À ce sujet, le secrétaire général de la Ligue arabe, Ahmed Aboul Gheit a, à l’ouverture de la conférence jeudi, appelé à «une enquête internationale» sur ce qu’il a qualifié de «crimes» des forces israéliennes dans la bande de Gaza. La Ligue arabe a ainsi deux semaines pour élaborer leur « plan stratégique ». Toutefois, la rupture des relations diplomatiques n’est pas évoquée mais, les Arabes ont renouvelé leur attachement au processus de paix.

À propos des violences qui endeuillent la Palestine, l’Afrique du Sud a été le premier pays à les condamner. Pour exprimer son mécontentement, Pretoria a, en raison du « caractère grave et aveugle » de l’attaque israélienne contre les palestiniens, rappelé dans l’immédiat son ambassadeur en Israël. Ce, après la mort, lundi 14 mai de plus de 50 palestiniens à Gaza, dont 8 enfants, et plus de 2 400 blessés par l’armée israélienne.

Le Togo seul contre tous

Lors du vote des Nations unies condamnant la reconnaissance, par Washington de Jérusalem comme capitale d’Israël, la majorité des pays africains avaient associé leur voix à cette condamnation. Mais, le Togo avait été le seul pays africain à soutenir Washington. Huit autres pays du continent s’étaient abstenus, principalement des alliés des États-Unis comme le Soudan du Sud, le Rwanda, l’Ouganda.
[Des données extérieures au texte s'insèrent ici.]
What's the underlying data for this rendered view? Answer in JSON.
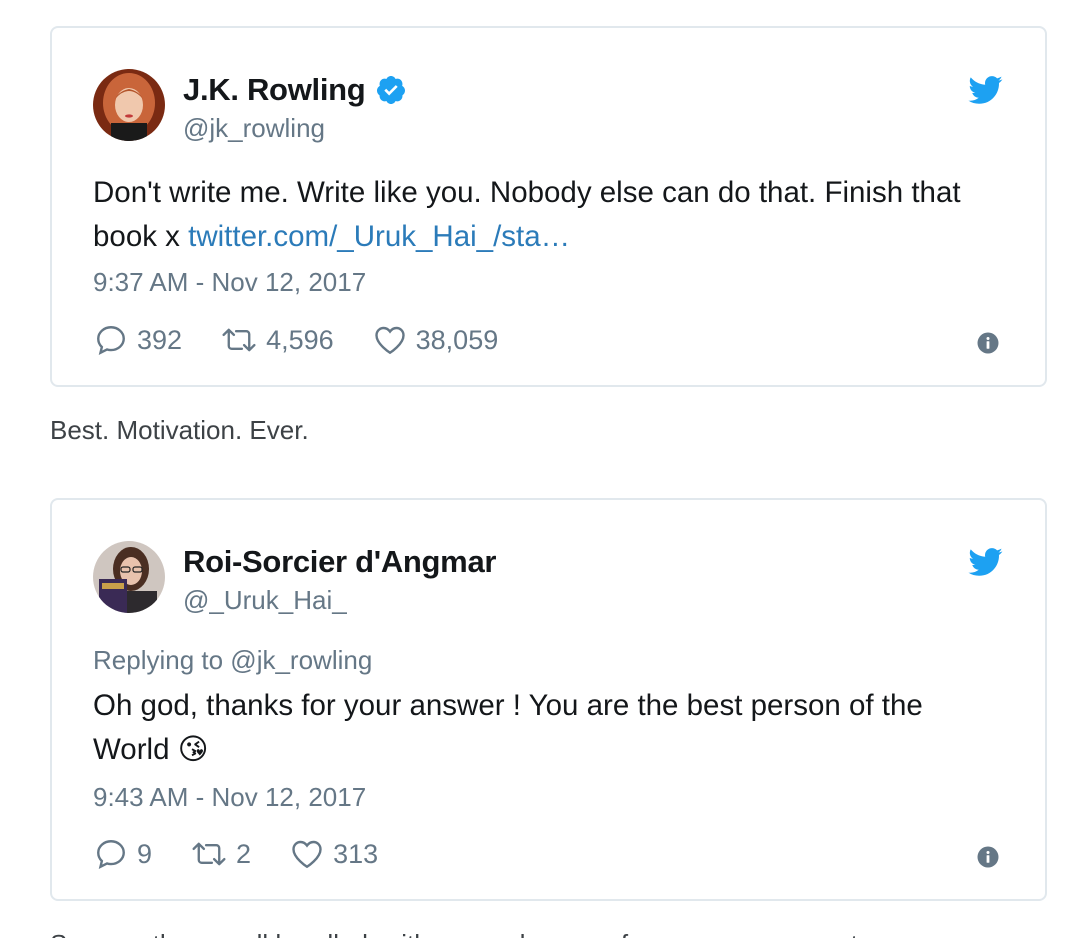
{
  "tweets": [
    {
      "display_name": "J.K. Rowling",
      "handle": "@jk_rowling",
      "verified": true,
      "text": "Don't write me. Write like you. Nobody else can do that. Finish that book x ",
      "link": "twitter.com/_Uruk_Hai_/sta…",
      "timestamp": "9:37 AM - Nov 12, 2017",
      "replies": "392",
      "retweets": "4,596",
      "likes": "38,059",
      "icons": [
        "verified-badge-icon",
        "twitter-bird-icon",
        "reply-icon",
        "retweet-icon",
        "like-icon",
        "info-icon"
      ]
    },
    {
      "display_name": "Roi-Sorcier d'Angmar",
      "handle": "@_Uruk_Hai_",
      "replying_to": "Replying to @jk_rowling",
      "text": "Oh god, thanks for your answer ! You are the best person of the World ",
      "emoji": "😘",
      "timestamp": "9:43 AM - Nov 12, 2017",
      "replies": "9",
      "retweets": "2",
      "likes": "313",
      "icons": [
        "twitter-bird-icon",
        "reply-icon",
        "retweet-icon",
        "like-icon",
        "info-icon"
      ]
    }
  ],
  "caption": "Best. Motivation. Ever.",
  "cut_off_text": "So smooth, so well handled, with so much grace, for so many moments…",
  "colors": {
    "twitter_blue": "#1da1f2",
    "link": "#2b7bb9",
    "muted": "#657786",
    "border": "#e1e8ed",
    "text": "#14171a"
  }
}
Il sied de rappeler que le président américain, Donald Trump avait menacé de couper les fonds aux pays tentés de condamner la décision américaine, dénonçant « ceux qui prennent notre argent et ensuite votent contre nous au Conseil de sécurité ».
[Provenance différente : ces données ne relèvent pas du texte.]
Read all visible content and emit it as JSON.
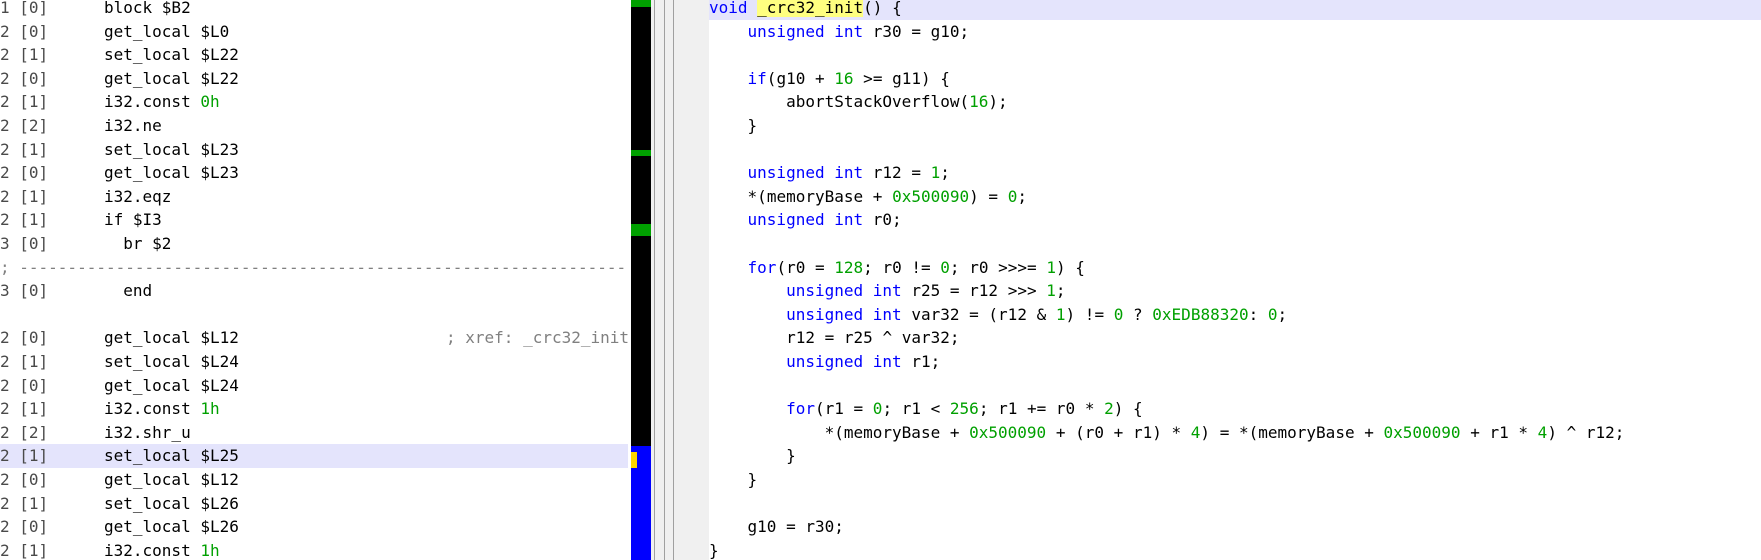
{
  "disassembly": {
    "lines": [
      {
        "level": "1 [0]",
        "text": "block $B2"
      },
      {
        "level": "2 [0]",
        "text": "get_local $L0"
      },
      {
        "level": "2 [1]",
        "text": "set_local $L22"
      },
      {
        "level": "2 [0]",
        "text": "get_local $L22"
      },
      {
        "level": "2 [1]",
        "text": "i32.const ",
        "num": "0h"
      },
      {
        "level": "2 [2]",
        "text": "i32.ne"
      },
      {
        "level": "2 [1]",
        "text": "set_local $L23"
      },
      {
        "level": "2 [0]",
        "text": "get_local $L23"
      },
      {
        "level": "2 [1]",
        "text": "i32.eqz"
      },
      {
        "level": "2 [1]",
        "text": "if $I3"
      },
      {
        "level": "3 [0]",
        "text": "  br $2"
      },
      {
        "separator": "; ----------------------------------------------------------------------"
      },
      {
        "level": "3 [0]",
        "text": "  end"
      },
      {
        "blank": true
      },
      {
        "level": "2 [0]",
        "text": "get_local $L12",
        "comment": "; xref: _crc32_init"
      },
      {
        "level": "2 [1]",
        "text": "set_local $L24"
      },
      {
        "level": "2 [0]",
        "text": "get_local $L24"
      },
      {
        "level": "2 [1]",
        "text": "i32.const ",
        "num": "1h"
      },
      {
        "level": "2 [2]",
        "text": "i32.shr_u"
      },
      {
        "level": "2 [1]",
        "text": "set_local $L25",
        "highlight": true
      },
      {
        "level": "2 [0]",
        "text": "get_local $L12"
      },
      {
        "level": "2 [1]",
        "text": "set_local $L26"
      },
      {
        "level": "2 [0]",
        "text": "get_local $L26"
      },
      {
        "level": "2 [1]",
        "text": "i32.const ",
        "num": "1h"
      }
    ]
  },
  "overview_colors": {
    "code": "#00a000",
    "data": "#0000ff",
    "cursor": "#ffd700",
    "empty": "#000000"
  },
  "decompiler": {
    "lines": [
      {
        "t": "void _crc32_init() {",
        "highlight": true
      },
      {
        "t": "    unsigned int r30 = g10;"
      },
      {
        "t": ""
      },
      {
        "t": "    if(g10 + 16 >= g11) {"
      },
      {
        "t": "        abortStackOverflow(16);"
      },
      {
        "t": "    }"
      },
      {
        "t": ""
      },
      {
        "t": "    unsigned int r12 = 1;"
      },
      {
        "t": "    *(memoryBase + 0x500090) = 0;"
      },
      {
        "t": "    unsigned int r0;"
      },
      {
        "t": ""
      },
      {
        "t": "    for(r0 = 128; r0 != 0; r0 >>>= 1) {"
      },
      {
        "t": "        unsigned int r25 = r12 >>> 1;"
      },
      {
        "t": "        unsigned int var32 = (r12 & 1) != 0 ? 0xEDB88320: 0;"
      },
      {
        "t": "        r12 = r25 ^ var32;"
      },
      {
        "t": "        unsigned int r1;"
      },
      {
        "t": ""
      },
      {
        "t": "        for(r1 = 0; r1 < 256; r1 += r0 * 2) {"
      },
      {
        "t": "            *(memoryBase + 0x500090 + (r0 + r1) * 4) = *(memoryBase + 0x500090 + r1 * 4) ^ r12;"
      },
      {
        "t": "        }"
      },
      {
        "t": "    }"
      },
      {
        "t": ""
      },
      {
        "t": "    g10 = r30;"
      },
      {
        "t": "}"
      }
    ],
    "keywords": [
      "void",
      "unsigned",
      "int",
      "if",
      "for"
    ],
    "function_name": "_crc32_init"
  }
}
Seule une enquête internationale d’une commission du Conseil de sécurité des Nations Unies peut établir les responsabilités de ces violences qui sont associées à un crime humanitaire. Mais, la tâche est loin d’être facile pour l’Onu, dans la mesure où la contribution des États-Unis à cette Institution est tellement importante que la position de Washington impacte sur toute décision du Conseil de sécurité.

Ouverture « exceptionnelle » de la frontière Égypte-Gaza

Le président égyptien, Abdel Fattah Al-Sissi, a annoncé jeudi 17 mai sur sa page Facebook, l’ouverture« exceptionnelle » de la frontière égyptienne avec la bande de Gaza pendant tout le mois de ramadan. Abdel Fattah Al-Sissia indiqué que, cette décision avait été prise « pour alléger les souffrances » des 2 millions d’habitants de l’enclave palestinienne, quatre jours après des manifestations durant lesquelles 60 Palestiniens ont été tués par l’armée israélienne à la barrière entre Israël et la bande de Gaza.

Le terminal de Rafah, frontalier de l’Égypte, est la seule ouverture de la bande de Gaza dans le monde qui ne soit pas contrôlée par Israël et impose un sévère blocus à l’enclave palestinienne depuis plus de dix ans. L’Égypte l’a fermé ces dernières années, invoquant des menaces pour la sécurité du pays.